Benutzt Du die selbe Instanz als CellRenderer und CellEditor? Wenn ja, dann eklärt das Dein Problem. Nie dieselbe Instanz dafür benutzen, das kann noch einige andere Probleme geben.

Ebenius


----------



## Sjoeren (27. Feb 2009)

Ich hab das jetzt mal Schnell in 2 Verschiedene Klassen gesteckt. Leider immer noch das gleiche Problem.

Ich hab irgendwie das Gefühl das hier 2 Sachen gleichzeitig in der Tabelle passieren.
Der Editor wird geladen und dann Millisekunden Später vom Cell-Renderer ersetzt wird.


----------



## Ebenius (27. Feb 2009)

Ich meinte nicht, dass es unbedingt in zwei Klassen muss. Nur nicht dieselbe Instanz benutzen.
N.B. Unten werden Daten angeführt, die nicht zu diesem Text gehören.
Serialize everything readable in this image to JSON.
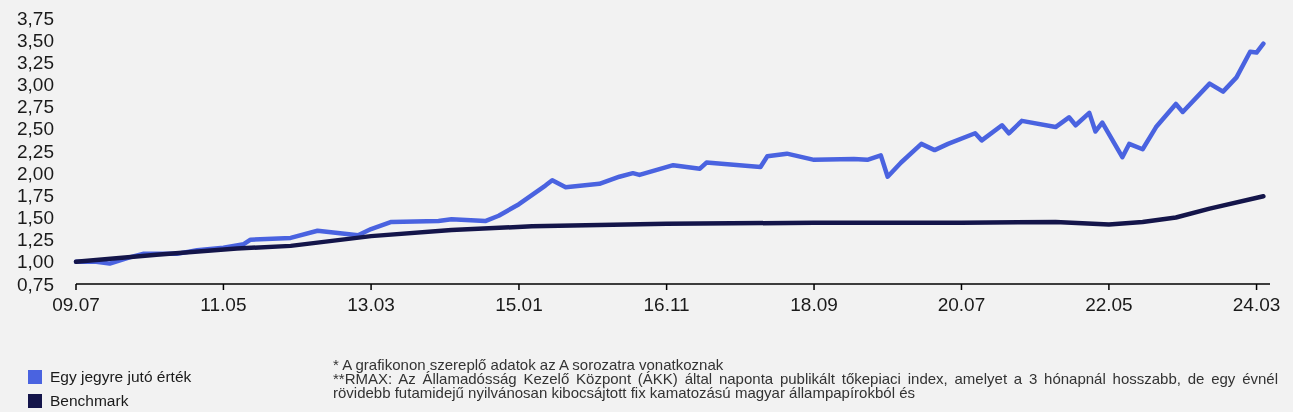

Vorschlag zum weiteren Vorgehen: Bau alles in eine Main()-Methode mit so wenig anderem Zeug wie möglich und poste das mal. Dann kann man's nachvollziehen. Damit meine ich ungefähr sowas:

[HIGHLIGHT="Java"]public static void main(String[] args) {
  final JTable table =
        new JTable(new Object[][] { { new Date() }, { new Date() } },
              new String[] { "Test" });
  class MyCellEditor extends AbstractCellEditor implements TableCellEditor {

    @Override
    public Component getTableCellEditorComponent(
          JTable table,
          Object value,
          boolean isSelected,
          int row,
          int column) {
      // YOUR CODE HERE!
      return null;
    }

    @Override
    public Object getCellEditorValue() {
      // YOUR CODE HERE!
      return null;
    }
  }

  table.setDefaultEditor(Object.class, new MyCellEditor());

  final JPanel panel = new JPanel(new BorderLayout(6, 6));
  panel.add(new JScrollPane(table));
  panel.add(new JButton("Focus"), BorderLayout.SOUTH);

  final JFrame f = new JFrame("Table Cell Editor Fun");
  f.setContentPane(panel);
  f.pack();
  f.setLocationRelativeTo(null);
  f.setDefaultCloseOperation(WindowConstants.EXIT_ON_CLOSE);
  f.setVisible(true);
}[/HIGHLIGHT]

Ebenius


----------